Marlon coughed once. Then smiled, breathless.
"Puppet’s down."
He didn’t mention the blood in his mouth.
Or the way his sword arm wouldn’t stop shaking.
---
Eugene stepped over a half-collapsed desk, brushing ash from his sleeve as he approached the center of the hall.
Marlon was still on one knee, chest heaving, sweat dripping from his brow. The puppet lay behind him twitching, cracked, leaking soft sparks from where its limbs had been professionally dismantled.
Eugene let out a low whistle.
"Gotta say," he remarked, "that wasn’t bad."
Marlon blinked, still catching his breath. "Thanks?"
"I mean it," Eugene said, inspecting the wreckage with a nod. "Clean kills. Controlled strikes. Minimal collateral. Good footwork. Above-average tempo."
He paused, considering.
"...for someone without innate talent or affinity
Marlon’s brow twitched.
"I do have an affinity," he muttered.
Eugene nodded absently, squatting down next to the puppet and poking the core with a gloved hand.

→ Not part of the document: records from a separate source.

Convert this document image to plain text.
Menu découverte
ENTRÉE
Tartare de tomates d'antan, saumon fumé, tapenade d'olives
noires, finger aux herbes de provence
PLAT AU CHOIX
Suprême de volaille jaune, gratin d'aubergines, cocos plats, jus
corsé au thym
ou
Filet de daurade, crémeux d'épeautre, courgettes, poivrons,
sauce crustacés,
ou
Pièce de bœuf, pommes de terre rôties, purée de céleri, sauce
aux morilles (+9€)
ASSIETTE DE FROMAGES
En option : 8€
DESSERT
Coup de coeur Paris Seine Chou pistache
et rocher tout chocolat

"Sure, sure. You’ve got ’sword skill not as good as June though " He stood again. "It’s impressive. You looked competent out there. Honestly, if you, me, and June were all ranked"
"Don’t," Marlon warned.
"I mean, clearly I’m first," Eugene said with absolute confidence, brushing hair back from his forehead. "Then June, because his whole ’mana heart Bs"
He looked at Marlon with a completely serious expression.
"But you’d be an incredible third...if we excluded Rose
There was a beat of silence.
Marlon stared.
"...Thanks," he said slowly.
"No problem," Eugene said, clapping him on the shoulder. "I genuinely mean it. That puppet would’ve flattened half this room without you. Especially Class B. They’re not exactly known for their talent."
Marlon exhaled through his nose. "Your compliments are always so... enlightening."